What Cinema Craptaculus Means to Me
At ten, my favorite film was Free Willy. A lovely tale about a boy, a killer whale, and one hell of an interspecies bond.
I loved the movie so much, I decided to be a killer whale for Halloween that year. As you might imagine, this was not a popular Halloween costume, though now that I think on it, “killer whale” is actually a brilliant Halloween costume.
Imagine it: a full-body orca getup, drenched in fake blood and accessorised with a butcher knife. Maybe even a ski mask.
Yes, that would have been a great killer whale costume. Unfortunately, that’s not how things turned out for ten-year-old me.
I’ve never been much of a DIY-er. I once tried to make cat cupcakes after coming across an adorable recipe on Pinterest. I bought green icing for the eyes, black icing for the pupils. I crafted the little ears, just like the recipe instructed. But when my cupcakes were done, all the cats looked like they had glaucoma.
As a child, I was even worse at crafts. So when I decided to use a box, two pieces of black and white felt and a roll of tape to design my own costume, my mother failed as a parent when she neglected to stop me.
“This is not a good idea,” she should have said. “You’re not talented and you don’t have the right resources,” is what she should have told me.
But she didn’t. So I cut. I taped. I made two arm holes and a head hole. I made oblong, orca-print shapes out of the black felt. And then I did the same with the white felt. I taped, not even glued, them to my used, brown cardboard box (which had the word “KITCHEN” written on it, in permanent marker, from my aunt’s recent move). Voila! I looked craptaculus.

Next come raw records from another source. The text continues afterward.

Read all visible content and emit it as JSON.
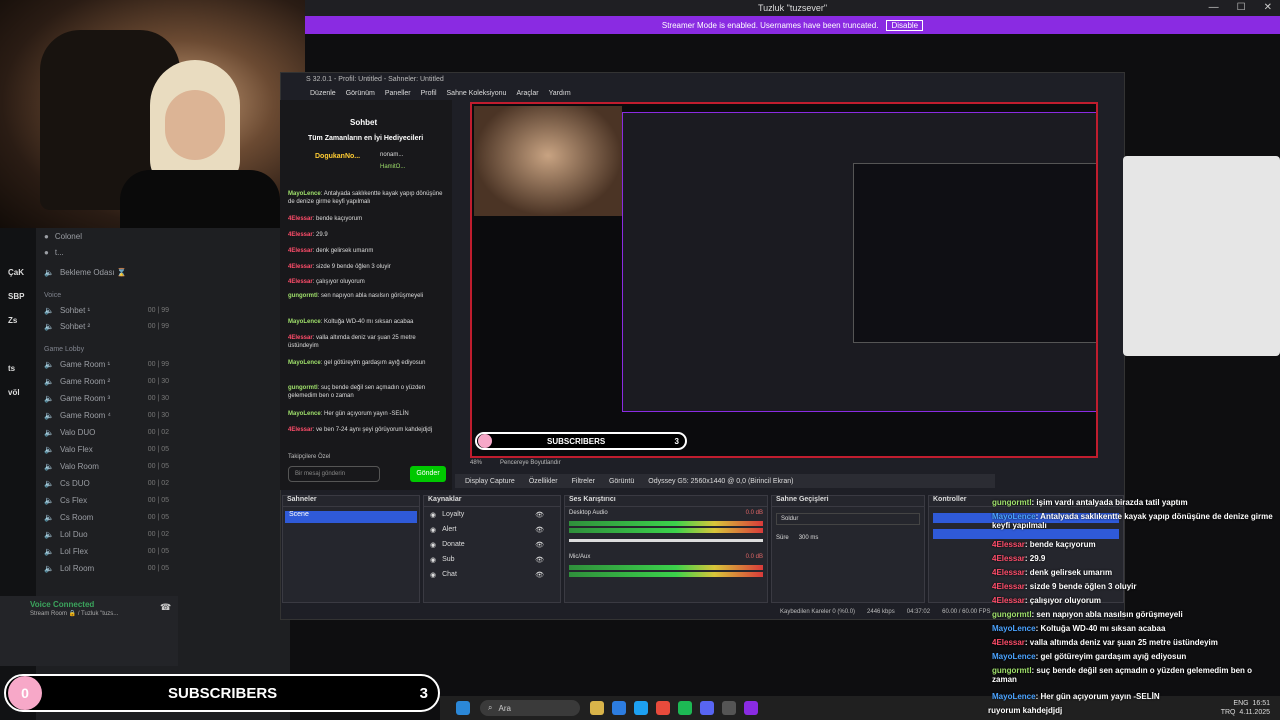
{
  "window": {
    "title": "Tuzluk \"tuzsever\"",
    "streamer_mode": "Streamer Mode is enabled. Usernames have been truncated.",
    "disable": "Disable"
  },
  "discord": {
    "servers": [
      "ÇaK",
      "SBP",
      "Zs",
      "ts",
      "völ"
    ],
    "top_users": [
      "Colonel",
      "t..."
    ],
    "waiting_room": "Bekleme Odası ⌛",
    "cat_voice": "Voice",
    "channels_voice": [
      {
        "label": "Sohbet ¹",
        "count": "00 | 99"
      },
      {
        "label": "Sohbet ²",
        "count": "00 | 99"
      }
    ],
    "cat_game": "Game Lobby",
    "channels_game": [
      {
        "label": "Game Room ¹",
        "count": "00 | 99"
      },
      {
        "label": "Game Room ²",
        "count": "00 | 30"
      },
      {
        "label": "Game Room ³",
        "count": "00 | 30"
      },
      {
        "label": "Game Room ⁴",
        "count": "00 | 30"
      },
      {
        "label": "Valo DUO",
        "count": "00 | 02"
      },
      {
        "label": "Valo Flex",
        "count": "00 | 05"
      },
      {
        "label": "Valo Room",
        "count": "00 | 05"
      },
      {
        "label": "Cs DUO",
        "count": "00 | 02"
      },
      {
        "label": "Cs Flex",
        "count": "00 | 05"
      },
      {
        "label": "Cs Room",
        "count": "00 | 05"
      },
      {
        "label": "Lol Duo",
        "count": "00 | 02"
      },
      {
        "label": "Lol Flex",
        "count": "00 | 05"
      },
      {
        "label": "Lol Room",
        "count": "00 | 05"
      }
    ],
    "voice_connected": "Voice Connected",
    "voice_sub": "Stream Room 🔒 / Tuzluk \"tuzs..."
  },
  "obs": {
    "title": "S 32.0.1 - Profil: Untitled - Sahneler: Untitled",
    "menu": [
      "Düzenle",
      "Görünüm",
      "Paneller",
      "Profil",
      "Sahne Koleksiyonu",
      "Araçlar",
      "Yardım"
    ],
    "chat_header": "Sohbet",
    "chat_title": "Tüm Zamanların en İyi Hediyecileri",
    "gifters": [
      "DogukanNo...",
      "nonam...",
      "HamitO..."
    ],
    "chat_placeholder": "Bir mesaj gönderin",
    "send": "Gönder",
    "followers_only": "Takipçilere Özel",
    "source_bar": [
      "Display Capture",
      "Özellikler",
      "Filtreler",
      "Görüntü",
      "Odyssey G5: 2560x1440 @ 0,0 (Birincil Ekran)"
    ],
    "zoom": "48%",
    "fit": "Pencereye Boyutlandır",
    "docks": {
      "scenes": "Sahneler",
      "scene_item": "Scene",
      "sources": "Kaynaklar",
      "source_items": [
        "Loyalty",
        "Alert",
        "Donate",
        "Sub",
        "Chat"
      ],
      "mixer": "Ses Karıştırıcı",
      "desktop_audio": "Desktop Audio",
      "mic_aux": "Mic/Aux",
      "db": "0.0 dB",
      "transitions": "Sahne Geçişleri",
      "fade": "Soldur",
      "duration_label": "Süre",
      "duration": "300 ms",
      "controls": "Kontroller"
    },
    "status": [
      "Kaybedilen Kareler 0 (%0.0)",
      "2446 kbps",
      "04:37:02",
      "60.00 / 60.00 FPS"
    ]
  },
  "preview_sub": {
    "label": "SUBSCRIBERS",
    "count": "3"
  },
  "chat_messages": [
    {
      "user": "MayoLence",
      "text": ": Antalyada saklıkentte kayak yapıp dönüşüne de denize girme keyfi yapılmalı",
      "color": "green"
    },
    {
      "user": "4Elessar",
      "text": ": bende kaçıyorum",
      "color": "red"
    },
    {
      "user": "4Elessar",
      "text": ": 29.9",
      "color": "red"
    },
    {
      "user": "4Elessar",
      "text": ": denk gelirsek umarım",
      "color": "red"
    },
    {
      "user": "4Elessar",
      "text": ": sizde 9 bende öğlen 3 oluyir",
      "color": "red"
    },
    {
      "user": "4Elessar",
      "text": ": çalışıyor oluyorum",
      "color": "red"
    },
    {
      "user": "gungormtl",
      "text": ": sen napıyon abla nasılsın görüşmeyeli",
      "color": "green"
    },
    {
      "user": "MayoLence",
      "text": ": Koltuğa WD-40 mı sıksan acabaa",
      "color": "green"
    },
    {
      "user": "4Elessar",
      "text": ": valla altımda deniz var şuan 25 metre üstündeyim",
      "color": "red"
    },
    {
      "user": "MayoLence",
      "text": ": gel götüreyim gardaşım ayığ ediyosun",
      "color": "green"
    },
    {
      "user": "gungormtl",
      "text": ": suç bende değil sen açmadın o yüzden gelemedim ben o zaman",
      "color": "green"
    },
    {
      "user": "MayoLence",
      "text": ": Her gün açıyorum yayın -SELİN",
      "color": "green"
    },
    {
      "user": "4Elessar",
      "text": ": ve ben 7-24 aynı şeyi görüyorum kahdejdjdj",
      "color": "red"
    }
  ],
  "overlay_chat": [
    {
      "user": "gungormtl",
      "text": ": işim vardı antalyada birazda tatil yaptım"
    },
    {
      "user": "MayoLence",
      "text": ": Antalyada saklıkentte kayak yapıp dönüşüne de denize girme keyfi yapılmalı"
    },
    {
      "user": "4Elessar",
      "text": ": bende kaçıyorum"
    },
    {
      "user": "4Elessar",
      "text": ": 29.9"
    },
    {
      "user": "4Elessar",
      "text": ": denk gelirsek umarım"
    },
    {
      "user": "4Elessar",
      "text": ": sizde 9 bende öğlen 3 oluyir"
    },
    {
      "user": "4Elessar",
      "text": ": çalışıyor oluyorum"
    },
    {
      "user": "gungormtl",
      "text": ": sen napıyon abla nasılsın görüşmeyeli"
    },
    {
      "user": "MayoLence",
      "text": ": Koltuğa WD-40 mı sıksan acabaa"
    },
    {
      "user": "4Elessar",
      "text": ": valla altımda deniz var şuan 25 metre üstündeyim"
    },
    {
      "user": "MayoLence",
      "text": ": gel götüreyim gardaşım ayığ ediyosun"
    },
    {
      "user": "gungormtl",
      "text": ": suç bende değil sen açmadın o yüzden gelemedim ben o zaman"
    },
    {
      "user": "MayoLence",
      "text": ": Her gün açıyorum yayın -SELİN"
    },
    {
      "user": "",
      "text": "ruyorum kahdejdjdj"
    }
  ],
  "subscribers": {
    "circle": "0",
    "label": "SUBSCRIBERS",
    "count": "3"
  },
  "taskbar": {
    "search": "Ara",
    "lang": "ENG",
    "lang2": "TRQ",
    "time": "16:51",
    "date": "4.11.2025"
  }
}
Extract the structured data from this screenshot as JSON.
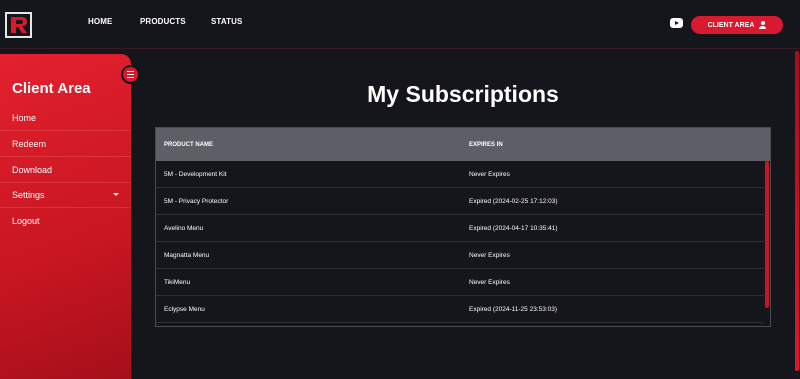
{
  "header": {
    "logo_letter": "R",
    "nav": [
      {
        "label": "HOME"
      },
      {
        "label": "PRODUCTS"
      },
      {
        "label": "STATUS"
      }
    ],
    "client_area_button": "CLIENT AREA",
    "youtube_icon": "youtube-icon",
    "user_icon": "user-icon"
  },
  "sidebar": {
    "title": "Client Area",
    "items": [
      {
        "label": "Home"
      },
      {
        "label": "Redeem"
      },
      {
        "label": "Download"
      },
      {
        "label": "Settings"
      },
      {
        "label": "Logout"
      }
    ],
    "menu_icon": "hamburger-icon"
  },
  "main": {
    "title": "My Subscriptions",
    "table": {
      "headers": [
        "PRODUCT NAME",
        "EXPIRES IN"
      ],
      "rows": [
        [
          "5M - Development Kit",
          "Never Expires"
        ],
        [
          "5M - Privacy Protector",
          "Expired (2024-02-25 17:12:03)"
        ],
        [
          "Avelino Menu",
          "Expired (2024-04-17 10:35:41)"
        ],
        [
          "Magnatta Menu",
          "Never Expires"
        ],
        [
          "TikiMenu",
          "Never Expires"
        ],
        [
          "Eclypse Menu",
          "Expired (2024-11-25 23:53:03)"
        ]
      ]
    }
  },
  "colors": {
    "accent": "#d81a2e",
    "background": "#15151c",
    "table_header": "#5e5e66"
  }
}
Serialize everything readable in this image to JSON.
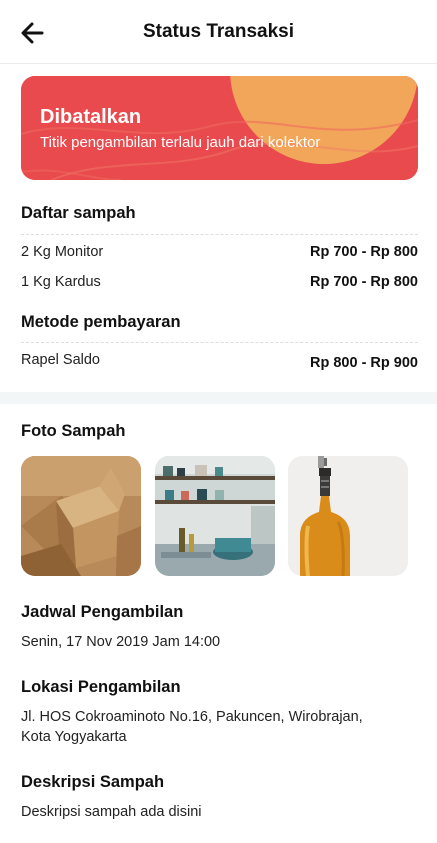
{
  "header": {
    "title": "Status Transaksi",
    "back_icon": "arrow-left-icon"
  },
  "status": {
    "title": "Dibatalkan",
    "reason": "Titik pengambilan terlalu jauh dari kolektor",
    "colors": {
      "base": "#E84A4E",
      "accent": "#F2A65A"
    }
  },
  "waste_list": {
    "title": "Daftar sampah",
    "items": [
      {
        "label": "2 Kg Monitor",
        "price": "Rp 700 - Rp 800"
      },
      {
        "label": "1 Kg Kardus",
        "price": "Rp 700 - Rp 800"
      }
    ]
  },
  "payment": {
    "title": "Metode pembayaran",
    "method": "Rapel Saldo",
    "price": "Rp 800 - Rp 900"
  },
  "photos": {
    "title": "Foto Sampah",
    "items": [
      "cardboard-boxes-photo",
      "kitchen-photo",
      "oil-bottle-photo"
    ]
  },
  "schedule": {
    "title": "Jadwal Pengambilan",
    "value": "Senin, 17 Nov 2019 Jam 14:00"
  },
  "location": {
    "title": "Lokasi Pengambilan",
    "line1": "Jl. HOS Cokroaminoto No.16, Pakuncen, Wirobrajan,",
    "line2": "Kota Yogyakarta"
  },
  "description": {
    "title": "Deskripsi Sampah",
    "value": "Deskripsi sampah ada disini"
  }
}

That night, head and arms sticking straight out of my ill-fitted cardboard box, I went trick-or-treating, unintentionally dressed as a confused, homeless child.
If you can believe it, I was also not a popular student, and my failed whale costume didn’t help matters.
“What are you supposed to be?” asked my classmate, Peter Myers. “Garbage?” The kids laughed.
“No, you dumb idiot!” I scoffed. “I’m Free Willy!” The kids laughed harder.
And when I walked down the street to my aunt’s house, knocked on her door, and my twelve-year-old cousin answered, he immediately laughed, too. I didn’t even have time to say, trick or treat.
“I’m sorry,” he said between gasps of air. “It’s just--why? Why would you do this?”
This was a person who loved and cared about me. He was my family. But that didn’t matter. My costume was so terrible, he couldn’t help but point and laugh, even as I cried.
It was a great Halloween that year. Not for me, but for the rest of the children in the neighborhood, who had a good laugh at my expense. My costume went in the garbage, but at least a few people were mildly amused before I laid it to waste.
Failure happens. You learn from it, you cry about it, you move on and become better. Maybe not better at making whale costumes, but at other things.
Like most people, I’ve seen some really terrible movies in my day. Poor Tommy Wiseau. Laugh at him all you want--there is a piece of Tommy Wiseau in all of us. Tommy is that excited feeling you get when you come up with what you believe is a brilliant idea. Tommy is that brief moment of pure delight you have at the thought of seizing the day and trying something new. Tommy is that little voice in your head that whispers, “I only get one shot. Eminem is right. Success is my only (motherfuckin) option.”
Sometimes, that idea works out well, and we become wildly successful. But more often, we make The Room.
What I’m getting at is, most of us have at least a couple of massive failures that embarrass us. Those failures are simply a part of getting off your ass, putting yourself out there, and trying to create something for the world.
The ambitious and brave among us attempt to produce creative things, things that require passion and soul and guts. Unfortunately, more often than not, the thing we produce sucks. You learn from it. You move on with your life.
All of the movies we watch for Cinema Craptaculus are botched whale costumes. These aren’t good ideas that just weren’t executed properly. They were just bad ideas from the start, projects about which someone’s mother should have said: “A story about Paul Bunyan becoming an axe murderer? Son, this is not a good idea.”
But it didn’t happen that way. And the movies were made. Sure, we can lay these failures to waste, forever forgotten, broken down and tossed in the garbage like a butchered cardboard box with remnants of felt and tape stuck to it. We could do that.
Or, we could at least get a good laugh out of them.